Before going into detail to refute the arguments of these people, let me point out that they have, in general, misunderstood the sayings of the great scholars of Islam they quote, relative to weak Hadith and how it should be used.
This serious misunderstanding has led to the great epidemic of freely using weak narrations; which certainly may involve lying against the Messenger of Allah, sallallaahu ‘alaihi wa sallam.

Refutation of the claim:
First, we should mention that the rule cited earlier (that weak Hadith can be used in excellent deeds) is not accepted by all the scholars of Hadith. For instance, Abu Bakr Ibn ‘Arabi said: “The weak Hadith should be absolutely avoided and not dealt with.”
Second, we should know that the scholars of Hadith who permitted the use of weak Hadith have set very strict rules applying to their use. Al-Haafith Ibn Hajar al-‘Asqalaani  said: “There are three conditions that must be fulfilled in order to use the weak Hadith:
a. It is well accepted that the weakness should only be slight. This will help to exclude Hadith reported by liars or accused reporters (of lying) who are known to commit big mistakes.
b. The weak Hadith should be used under already well-established principles and should not bring in ideas of its own.
c. When a weak Hadith is used (after it fulfils the above two conditions), it should not be believed to be said by the Messenger of Allah ; to do so we would be crediting him with that which he did not say.”
For the above conditions to be satisfied, people planning to use the weak Hadith should have the ability to:        
1. Distinguish between the weak and the authentic Hadith in order to fulfil condition (c) above, otherwise they may fall into lying about the Messenger . 
2. Distinguish between the slightly weak Hadith and those which are very weak or fabricated, in order to fulfil condition (a) above. 
What should be very clear to Muslims is that the ability to make the above two distinctions is not possessed except by a very small category of the scholars of Hadith (who can be counted on the fingers).
In particular with reference to item (2) above, only a few of the scholars of Hadith in all of the history of Islam have dealt with it.
Someone might justifiably ask: “Why are we so strict in this matter (of using weak Hadith), when some scholars of Hadith have permitted it?”

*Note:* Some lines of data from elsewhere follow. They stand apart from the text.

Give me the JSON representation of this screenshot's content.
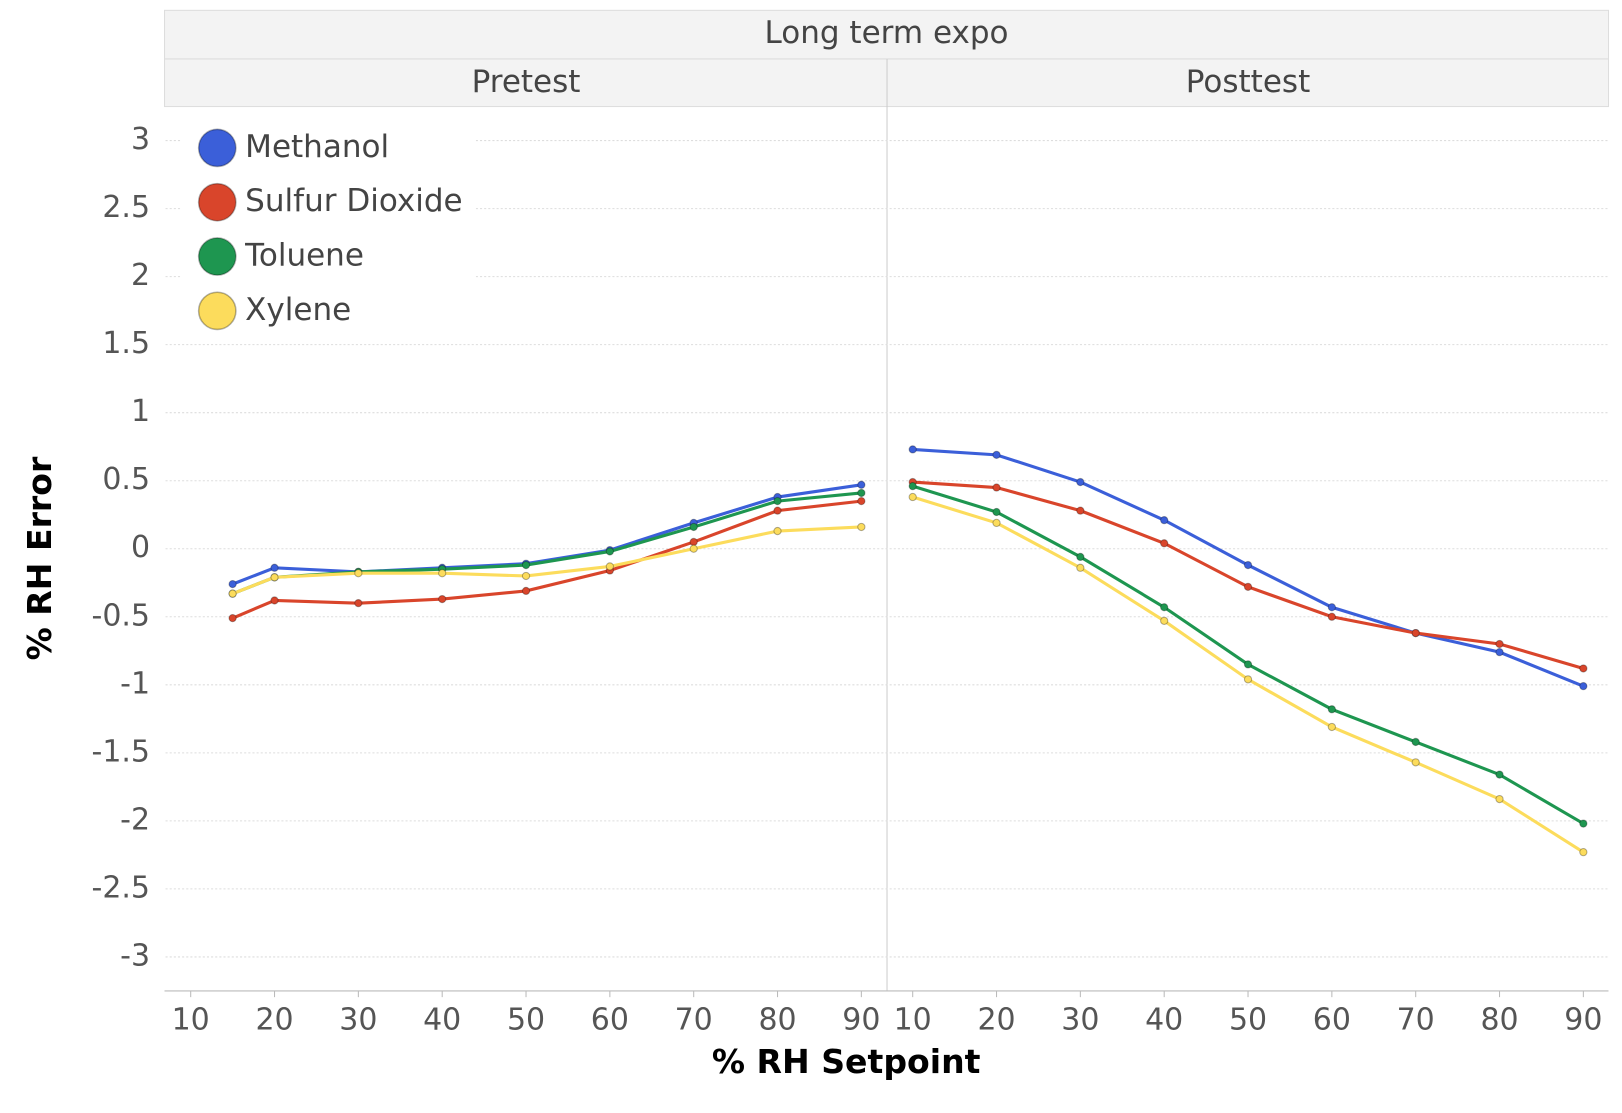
{
  "chart_data": {
    "type": "line",
    "title": "Long term expo",
    "x_label": "% RH Setpoint",
    "y_label": "% RH Error",
    "ylim": [
      -3.25,
      3.25
    ],
    "yticks": [
      3,
      2.5,
      2,
      1.5,
      1,
      0.5,
      0,
      -0.5,
      -1,
      -1.5,
      -2,
      -2.5,
      -3
    ],
    "grid": true,
    "legend": "upper left",
    "panels": [
      {
        "title": "Pretest",
        "x": [
          15,
          20,
          30,
          40,
          50,
          60,
          70,
          80,
          90
        ],
        "xlim": [
          7,
          93
        ],
        "xticks": [
          10,
          20,
          30,
          40,
          50,
          60,
          70,
          80,
          90
        ]
      },
      {
        "title": "Posttest",
        "x": [
          10,
          20,
          30,
          40,
          50,
          60,
          70,
          80,
          90
        ],
        "xlim": [
          7,
          93
        ],
        "xticks": [
          10,
          20,
          30,
          40,
          50,
          60,
          70,
          80,
          90
        ]
      }
    ],
    "series": [
      {
        "name": "Methanol",
        "color": "#3b5fd9",
        "values": [
          [
            -0.26,
            -0.14,
            -0.17,
            -0.14,
            -0.11,
            -0.01,
            0.19,
            0.38,
            0.47
          ],
          [
            0.73,
            0.69,
            0.49,
            0.21,
            -0.12,
            -0.43,
            -0.62,
            -0.76,
            -1.01
          ]
        ]
      },
      {
        "name": "Sulfur Dioxide",
        "color": "#d9452b",
        "values": [
          [
            -0.51,
            -0.38,
            -0.4,
            -0.37,
            -0.31,
            -0.16,
            0.05,
            0.28,
            0.35
          ],
          [
            0.49,
            0.45,
            0.28,
            0.04,
            -0.28,
            -0.5,
            -0.62,
            -0.7,
            -0.88
          ]
        ]
      },
      {
        "name": "Toluene",
        "color": "#1e9650",
        "values": [
          [
            -0.33,
            -0.21,
            -0.17,
            -0.15,
            -0.12,
            -0.02,
            0.16,
            0.35,
            0.41
          ],
          [
            0.46,
            0.27,
            -0.06,
            -0.43,
            -0.85,
            -1.18,
            -1.42,
            -1.66,
            -2.02
          ]
        ]
      },
      {
        "name": "Xylene",
        "color": "#fcdc5c",
        "values": [
          [
            -0.33,
            -0.21,
            -0.18,
            -0.18,
            -0.2,
            -0.13,
            0.0,
            0.13,
            0.16
          ],
          [
            0.38,
            0.19,
            -0.14,
            -0.53,
            -0.96,
            -1.31,
            -1.57,
            -1.84,
            -2.23
          ]
        ]
      }
    ]
  }
}
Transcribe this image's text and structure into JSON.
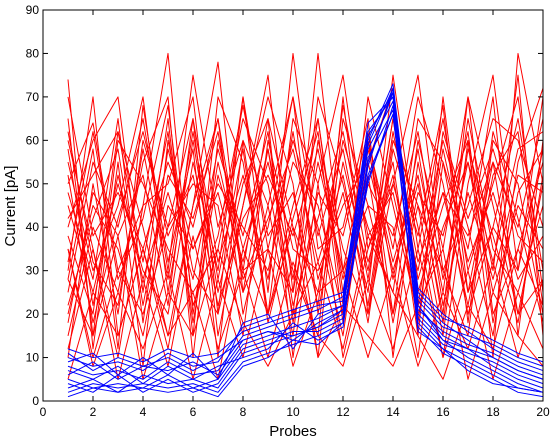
{
  "chart_data": {
    "type": "line",
    "xlabel": "Probes",
    "ylabel": "Current [pA]",
    "xlim": [
      0,
      20
    ],
    "ylim": [
      0,
      90
    ],
    "xticks": [
      0,
      2,
      4,
      6,
      8,
      10,
      12,
      14,
      16,
      18,
      20
    ],
    "yticks": [
      0,
      10,
      20,
      30,
      40,
      50,
      60,
      70,
      80,
      90
    ],
    "x": [
      1,
      2,
      3,
      4,
      5,
      6,
      7,
      8,
      9,
      10,
      11,
      12,
      13,
      14,
      15,
      16,
      17,
      18,
      19,
      20
    ],
    "grid": false,
    "legend": "none",
    "series": [
      {
        "color": "#ff0000",
        "values": [
          74,
          12,
          55,
          8,
          60,
          30,
          20,
          70,
          35,
          60,
          40,
          15,
          55,
          72,
          25,
          45,
          60,
          30,
          75,
          15
        ]
      },
      {
        "color": "#ff0000",
        "values": [
          60,
          35,
          10,
          45,
          80,
          20,
          55,
          30,
          65,
          10,
          50,
          75,
          35,
          55,
          15,
          70,
          25,
          55,
          40,
          65
        ]
      },
      {
        "color": "#ff0000",
        "values": [
          50,
          64,
          30,
          20,
          40,
          65,
          15,
          45,
          75,
          25,
          80,
          30,
          45,
          20,
          60,
          35,
          70,
          45,
          20,
          50
        ]
      },
      {
        "color": "#ff0000",
        "values": [
          38,
          20,
          62,
          40,
          15,
          45,
          78,
          25,
          40,
          70,
          20,
          55,
          30,
          65,
          40,
          10,
          50,
          75,
          30,
          58
        ]
      },
      {
        "color": "#ff0000",
        "values": [
          25,
          55,
          40,
          65,
          30,
          75,
          40,
          60,
          20,
          45,
          65,
          25,
          60,
          35,
          70,
          50,
          20,
          40,
          65,
          30
        ]
      },
      {
        "color": "#ff0000",
        "values": [
          15,
          40,
          25,
          55,
          70,
          10,
          60,
          35,
          55,
          30,
          15,
          70,
          20,
          50,
          30,
          60,
          40,
          15,
          55,
          72
        ]
      },
      {
        "color": "#ff0000",
        "values": [
          45,
          25,
          50,
          30,
          20,
          55,
          30,
          70,
          25,
          80,
          35,
          40,
          65,
          10,
          55,
          25,
          65,
          35,
          25,
          45
        ]
      },
      {
        "color": "#ff0000",
        "values": [
          30,
          70,
          15,
          35,
          55,
          40,
          65,
          20,
          45,
          15,
          60,
          35,
          20,
          60,
          45,
          30,
          15,
          60,
          50,
          20
        ]
      },
      {
        "color": "#ff0000",
        "values": [
          55,
          30,
          45,
          70,
          25,
          60,
          25,
          50,
          65,
          40,
          25,
          60,
          40,
          25,
          65,
          55,
          35,
          70,
          15,
          60
        ]
      },
      {
        "color": "#ff0000",
        "values": [
          20,
          45,
          35,
          15,
          45,
          35,
          50,
          40,
          30,
          55,
          45,
          20,
          70,
          45,
          20,
          40,
          55,
          25,
          45,
          35
        ]
      },
      {
        "color": "#ff0000",
        "values": [
          65,
          15,
          60,
          50,
          35,
          25,
          35,
          65,
          50,
          20,
          70,
          50,
          25,
          75,
          35,
          65,
          30,
          50,
          70,
          25
        ]
      },
      {
        "color": "#ff0000",
        "values": [
          10,
          50,
          20,
          60,
          40,
          50,
          45,
          15,
          60,
          35,
          30,
          45,
          55,
          30,
          50,
          20,
          70,
          20,
          35,
          55
        ]
      },
      {
        "color": "#ff0000",
        "values": [
          40,
          60,
          70,
          25,
          65,
          15,
          70,
          55,
          20,
          65,
          50,
          10,
          35,
          50,
          75,
          30,
          45,
          65,
          60,
          40
        ]
      },
      {
        "color": "#ff0000",
        "values": [
          35,
          10,
          30,
          45,
          50,
          70,
          20,
          45,
          70,
          50,
          10,
          65,
          45,
          40,
          10,
          55,
          25,
          40,
          30,
          70
        ]
      },
      {
        "color": "#ff0000",
        "values": [
          70,
          38,
          48,
          35,
          12,
          45,
          65,
          30,
          35,
          25,
          55,
          30,
          60,
          20,
          45,
          15,
          60,
          10,
          80,
          50
        ]
      },
      {
        "color": "#ff0000",
        "values": [
          28,
          58,
          12,
          68,
          32,
          58,
          10,
          60,
          45,
          70,
          38,
          58,
          28,
          65,
          28,
          48,
          38,
          55,
          20,
          28
        ]
      },
      {
        "color": "#ff0000",
        "values": [
          48,
          28,
          65,
          18,
          58,
          35,
          48,
          25,
          58,
          28,
          65,
          22,
          50,
          38,
          62,
          28,
          55,
          32,
          58,
          62
        ]
      },
      {
        "color": "#ff0000",
        "values": [
          18,
          48,
          38,
          52,
          22,
          65,
          32,
          52,
          28,
          62,
          28,
          48,
          18,
          58,
          38,
          68,
          18,
          62,
          42,
          18
        ]
      },
      {
        "color": "#ff0000",
        "values": [
          58,
          22,
          52,
          28,
          48,
          28,
          58,
          38,
          62,
          18,
          48,
          38,
          62,
          28,
          58,
          22,
          48,
          28,
          52,
          48
        ]
      },
      {
        "color": "#ff0000",
        "values": [
          32,
          62,
          28,
          42,
          68,
          22,
          38,
          68,
          38,
          48,
          22,
          68,
          38,
          48,
          22,
          58,
          32,
          48,
          28,
          38
        ]
      },
      {
        "color": "#ff0000",
        "values": [
          52,
          18,
          42,
          62,
          38,
          52,
          22,
          42,
          52,
          38,
          58,
          28,
          52,
          18,
          48,
          38,
          62,
          18,
          48,
          58
        ]
      },
      {
        "color": "#ff0000",
        "values": [
          22,
          42,
          58,
          22,
          52,
          42,
          62,
          28,
          42,
          58,
          32,
          52,
          22,
          62,
          32,
          48,
          22,
          52,
          62,
          22
        ]
      },
      {
        "color": "#ff0000",
        "values": [
          62,
          32,
          22,
          58,
          28,
          62,
          28,
          58,
          18,
          42,
          62,
          18,
          58,
          32,
          52,
          18,
          58,
          38,
          18,
          52
        ]
      },
      {
        "color": "#ff0000",
        "values": [
          42,
          52,
          62,
          32,
          62,
          18,
          52,
          32,
          58,
          22,
          42,
          62,
          32,
          52,
          18,
          62,
          42,
          58,
          38,
          32
        ]
      },
      {
        "color": "#ff0000",
        "values": [
          12,
          35,
          5,
          28,
          8,
          38,
          12,
          30,
          10,
          32,
          15,
          8,
          28,
          12,
          35,
          10,
          30,
          5,
          25,
          12
        ]
      },
      {
        "color": "#ff0000",
        "values": [
          35,
          8,
          25,
          12,
          30,
          5,
          28,
          10,
          35,
          8,
          25,
          30,
          10,
          30,
          8,
          25,
          12,
          32,
          10,
          28
        ]
      },
      {
        "color": "#ff0000",
        "values": [
          5,
          25,
          15,
          35,
          15,
          25,
          5,
          35,
          20,
          40,
          10,
          22,
          15,
          8,
          22,
          35,
          5,
          25,
          15,
          8
        ]
      },
      {
        "color": "#ff0000",
        "values": [
          28,
          15,
          38,
          5,
          25,
          15,
          35,
          18,
          8,
          20,
          32,
          12,
          38,
          25,
          15,
          5,
          22,
          12,
          35,
          22
        ]
      },
      {
        "color": "#0000ff",
        "values": [
          3,
          5,
          2,
          6,
          4,
          5,
          3,
          11,
          13,
          15,
          17,
          20,
          50,
          68,
          22,
          15,
          12,
          8,
          5,
          3
        ]
      },
      {
        "color": "#0000ff",
        "values": [
          5,
          3,
          4,
          3,
          6,
          3,
          5,
          13,
          15,
          17,
          19,
          22,
          55,
          71,
          20,
          14,
          10,
          7,
          4,
          2
        ]
      },
      {
        "color": "#0000ff",
        "values": [
          8,
          6,
          7,
          5,
          9,
          6,
          7,
          15,
          17,
          19,
          21,
          24,
          60,
          73,
          24,
          18,
          14,
          10,
          7,
          5
        ]
      },
      {
        "color": "#0000ff",
        "values": [
          2,
          4,
          3,
          4,
          3,
          4,
          2,
          9,
          11,
          13,
          15,
          18,
          52,
          66,
          18,
          12,
          9,
          6,
          3,
          2
        ]
      },
      {
        "color": "#0000ff",
        "values": [
          10,
          8,
          9,
          7,
          11,
          8,
          9,
          17,
          19,
          21,
          23,
          25,
          62,
          70,
          26,
          20,
          16,
          12,
          9,
          7
        ]
      },
      {
        "color": "#0000ff",
        "values": [
          6,
          9,
          5,
          8,
          7,
          9,
          6,
          14,
          16,
          14,
          18,
          21,
          58,
          69,
          21,
          16,
          13,
          11,
          8,
          6
        ]
      },
      {
        "color": "#0000ff",
        "values": [
          4,
          2,
          6,
          2,
          5,
          2,
          4,
          12,
          14,
          16,
          16,
          19,
          54,
          72,
          19,
          13,
          11,
          9,
          6,
          4
        ]
      },
      {
        "color": "#0000ff",
        "values": [
          12,
          10,
          11,
          9,
          12,
          10,
          11,
          16,
          18,
          20,
          22,
          23,
          64,
          70,
          23,
          17,
          15,
          13,
          10,
          8
        ]
      },
      {
        "color": "#0000ff",
        "values": [
          7,
          5,
          8,
          4,
          8,
          5,
          8,
          10,
          12,
          18,
          14,
          17,
          56,
          67,
          17,
          11,
          8,
          5,
          2,
          1
        ]
      },
      {
        "color": "#0000ff",
        "values": [
          9,
          11,
          6,
          10,
          6,
          11,
          5,
          18,
          20,
          12,
          20,
          22,
          61,
          71,
          25,
          19,
          17,
          14,
          11,
          9
        ]
      },
      {
        "color": "#0000ff",
        "values": [
          1,
          3,
          2,
          3,
          2,
          3,
          1,
          8,
          10,
          14,
          13,
          18,
          51,
          66,
          16,
          12,
          7,
          4,
          3,
          2
        ]
      },
      {
        "color": "#0000ff",
        "values": [
          11,
          7,
          10,
          8,
          10,
          7,
          10,
          14,
          16,
          15,
          17,
          21,
          59,
          72,
          22,
          14,
          12,
          10,
          7,
          5
        ]
      }
    ]
  }
}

The answer to this question was given by a great scholar of Hadith, Mohammad Naassir Ad-Deen Al-Albaani who said: 
“The earlier scholars used to mention the Hadith with their full Isnaad (chain of Narrators), so that any other scholar reading their treatise could know from the chain of Narrators the degree of authenticity of the Hadith.”
We pray that this small introduction to the subject of weak Hadith and using it as proof has helped in clarifying how dangerous this is.